The Amber Dobby Revival collection was made from the following:
-2 recycled sari dresses that were torn; they were first made into tunics with half-sleeves and hand stitched hems. The remaining silk was used for the tiered skirt and for the apple logo appliques.
-A few white tee shirts that were stained; we tea-dyed them, hid any remaining blemishes with hand stitching, and decorated them with our apple logo on the front, and "Give Back" patch on the back.
-1 damaged printed cotton dress; this became the bodice for the Amber Dobby Dress I, as well as a layer of the tiered skirt.
-1 bolt of vintage amber-colored wool, graciously donated to us by a neighbor. -several yards of tea-dyed muslin
The collection pieces:
Amber Dobby Dress I: Hmm, inspiration. This one happened upon itself, really. I knew I wanted a strapless dress with the bodice made from a repurposed printed cotton dress. I sat in front of the dress form one day and this is what happened. The skirt was later embroidered and the lining trimmed in lace by our store manager, Ayisha.



















Comments (5)
always the most comfortable.
Before throwing out a used garment, I check for reusable buttons, and elastic
waistbands, embellishments, etc.
Some garments can be cut up and used for childrens craft projects.
Old wool scarves,vests, or capes can be cut into gloves and mittens.
Posted: 10:16 pm on May 26th
My issue has always been pricing. How does one price something that essentially carries the history of being "used"? While this doesn't bother me in the slightest, a lot of folks have an aversion to this idea, or at least feel that it also carries an accompanying low cost, despite the time and skill that may have gone into modifying it.
If anyone has any advise or suggested reading about this topic please let me know.
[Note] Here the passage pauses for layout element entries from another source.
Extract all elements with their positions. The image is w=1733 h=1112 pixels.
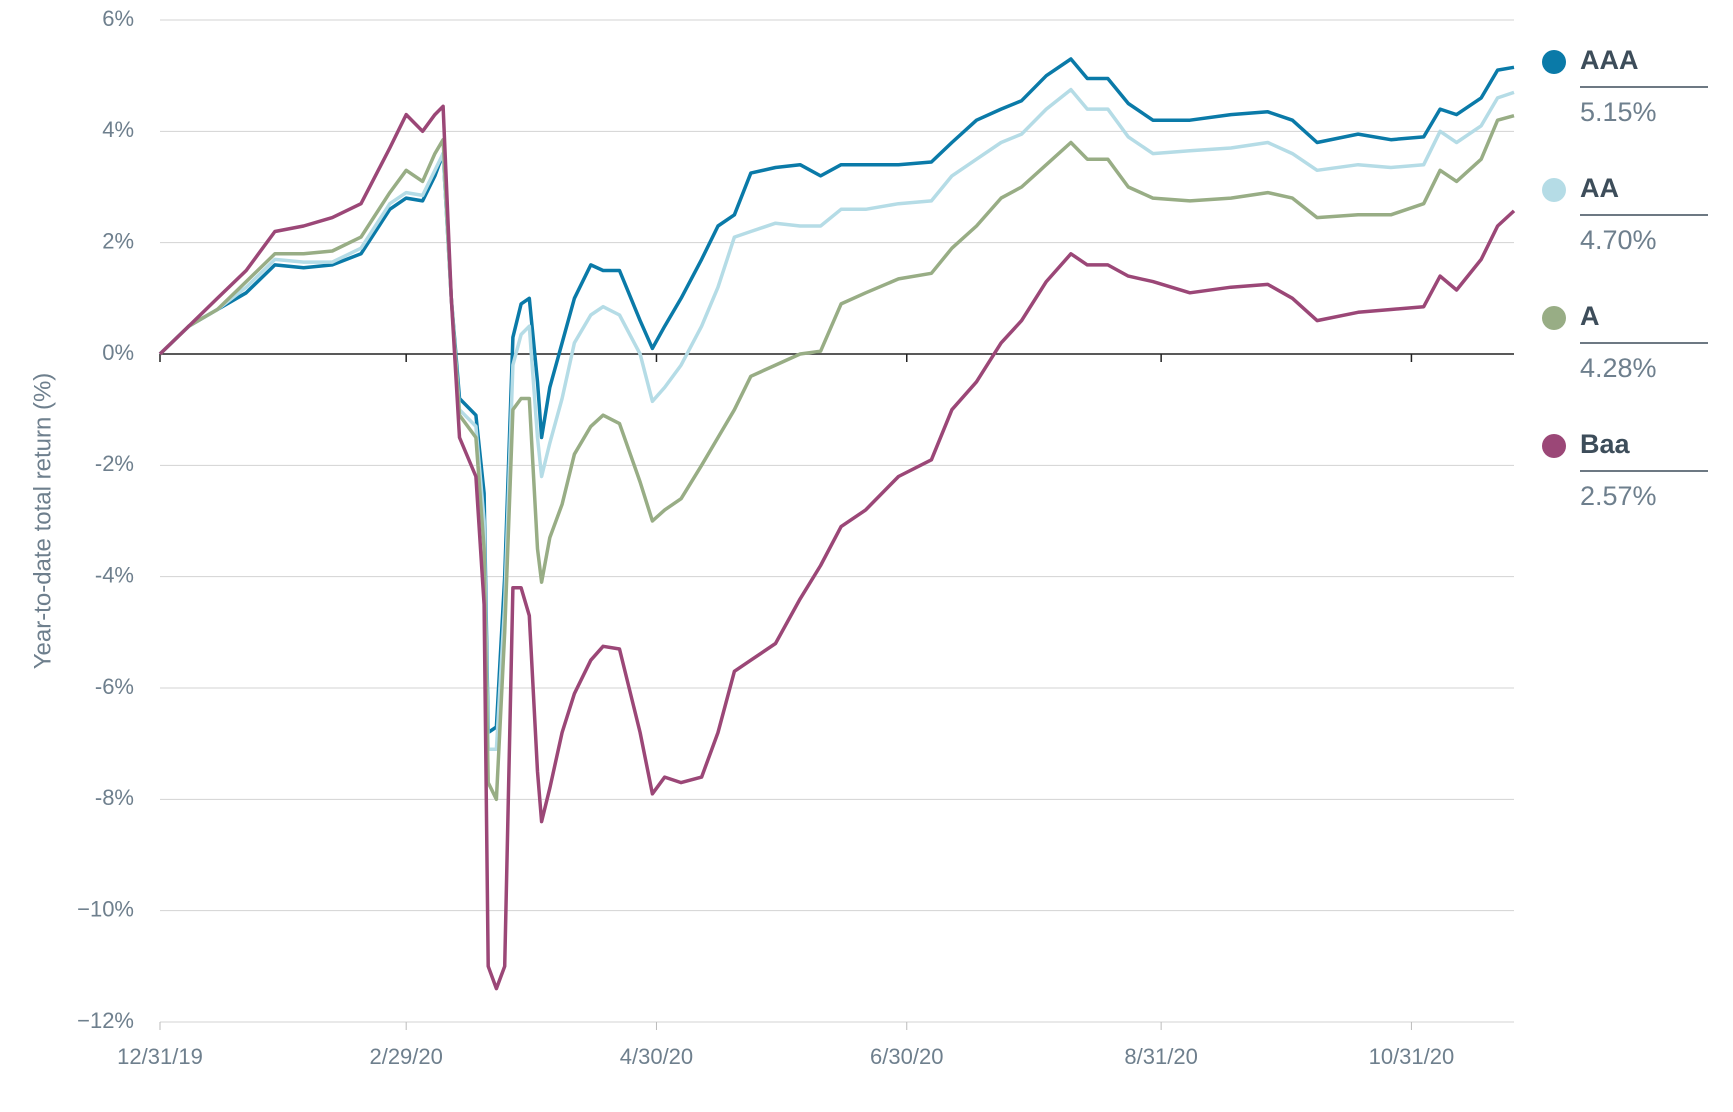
y-tick-label: 0% [102,340,134,365]
legend-marker [1542,50,1566,74]
x-tick-label: 2/29/20 [369,1044,442,1069]
legend-label: Baa [1580,429,1631,459]
legend-value: 4.28% [1580,353,1657,383]
legend-label: AA [1580,173,1619,203]
legend-label: A [1580,301,1600,331]
x-tick-label: 6/30/20 [870,1044,943,1069]
y-tick-label: −10% [77,896,134,921]
series-line [158,57,1515,735]
x-tick-label: 4/30/20 [620,1044,693,1069]
series-line [158,104,1516,991]
legend-marker [1542,306,1566,330]
legend-marker [1542,178,1566,202]
y-tick-label: -2% [95,451,134,476]
series-line [158,114,1515,802]
y-tick-label: 4% [102,117,134,142]
legend-value: 5.15% [1580,97,1657,127]
x-tick-label: 10/31/20 [1369,1044,1455,1069]
y-tick-label: -4% [95,562,134,587]
legend-label: AAA [1580,45,1639,75]
legend-marker [1542,434,1566,458]
y-tick-label: -8% [95,785,134,810]
series-line [158,87,1515,751]
y-tick-label: −12% [77,1008,134,1033]
y-axis-title: Year-to-date total return (%) [29,373,56,670]
y-tick-label: 6% [102,6,134,31]
legend-value: 4.70% [1580,225,1657,255]
x-tick-label: 8/31/20 [1124,1044,1197,1069]
x-tick-label: 12/31/19 [117,1044,203,1069]
legend-value: 2.57% [1580,481,1657,511]
y-tick-label: 2% [102,228,134,253]
y-tick-label: -6% [95,674,134,699]
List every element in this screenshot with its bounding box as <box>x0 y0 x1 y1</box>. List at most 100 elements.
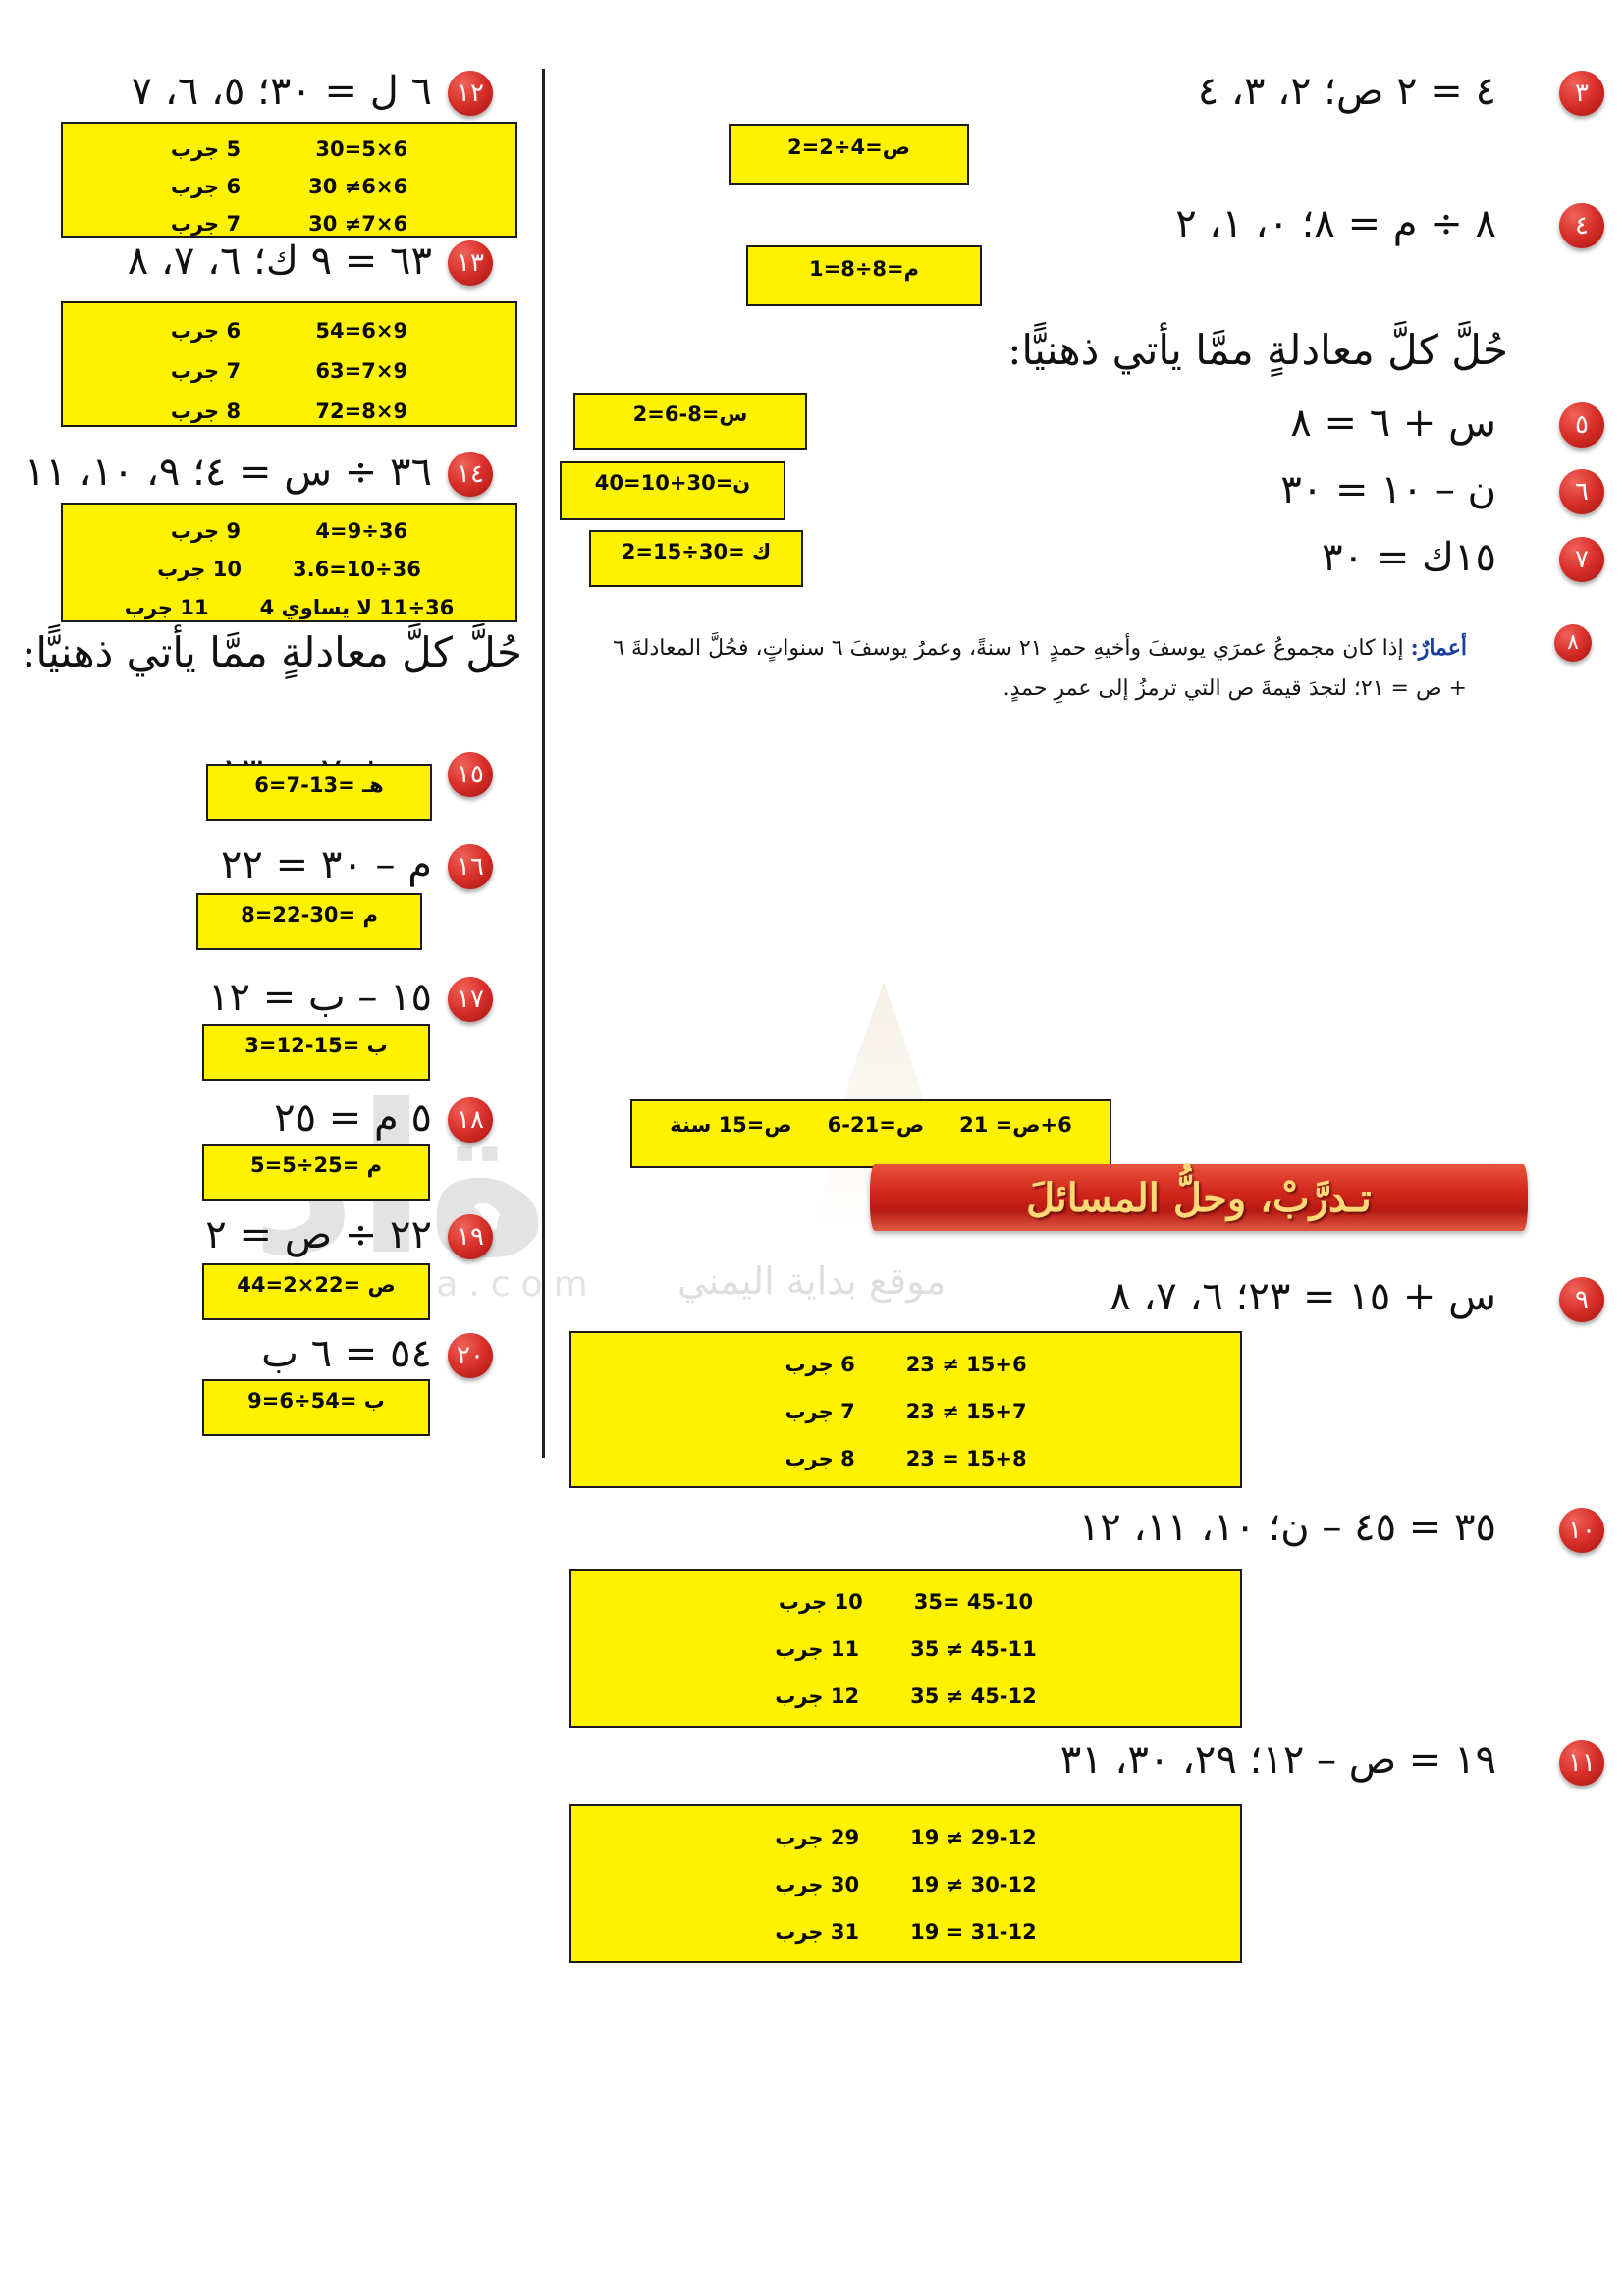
section-heading-mental-left: حُلَّ كلَّ معادلةٍ ممَّا يأتي ذهنيًّا: <box>22 628 522 676</box>
answer-text-7: ك =30÷15=2 <box>621 540 772 563</box>
answer-box-15[interactable]: هـ =13-7=6 <box>206 764 432 821</box>
answer-box-4[interactable]: م=8÷8=1 <box>746 245 982 306</box>
try-label-11-1: جرب <box>775 1826 824 1849</box>
try-label-12-1: جرب <box>170 137 220 161</box>
answer-box-8[interactable]: 6+ص= 21 ص=21-6 ص=15 سنة <box>630 1099 1111 1168</box>
answer-box-13[interactable]: 9×6=54 6 جرب 9×7=63 7 جرب 9×8=72 8 جرب <box>61 301 517 427</box>
answer-box-19[interactable]: ص =22×2=44 <box>202 1263 430 1320</box>
try-label-14-3: جرب <box>124 596 174 619</box>
trial-check-11-3: 31-12 = 19 <box>910 1920 1037 1944</box>
problem-number-20: ٢٠ <box>448 1333 493 1378</box>
trial-value-12-3: 7 <box>226 212 242 236</box>
trial-value-12-2: 6 <box>226 175 242 198</box>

I have struggled with the price issue for a long time, as I think the process of couture clothing has quite a battle to fight against mass produced, ridiculously cheap clothing that is marketed with the intention of buying as much as one wants with not a thought to its afterlife.
It is inspiring to see an article like this featured. Keep it up!!
Posted: 9:30 am on May 19th
However, I think there should be explanations as to how the consumer is to take care of the newly made garment - how to wash it, probably by hand, and perhaps having to redye it as the colour washes out. Care should be taken when making up the garment that all parts of it are compatible with the washing / touch up dying methods. For instance, on the tee that is tea-dyed, it has an applique on both front and back. Would they become muddied in colour and not look as they did at first if you had to touch up the tea dye? Probably not a big deal, but you can see that with other combinations of fabrics, one could run into a bit of trouble.
Or perhaps using something like recycled wool in combination with a washable fabric - the wool would shrink or maybe bleed into the washable part. It is all very well to reuse fabric etc, but one wants to make sure what they make is durable and looks good, holds up well, etc., or the whole recycling effort falls flat when the garment gets shoved to the back of the closet or gotten rid of.
This is not a comment on the above designer's work specifically, just a word of concern to anyone thinking of making garments from recycled parts.
Posted: 2:54 pm on May 18th
At first I thought I'd opened a newsletter from the Ethical Fashion Forum. Great that this topic is being covered.
I am searching for ideas on sustainable interfacing. Any suggestions. I can use organic cotton knit, but would like the benefits of fusible interfacing if I can. Any recommendations?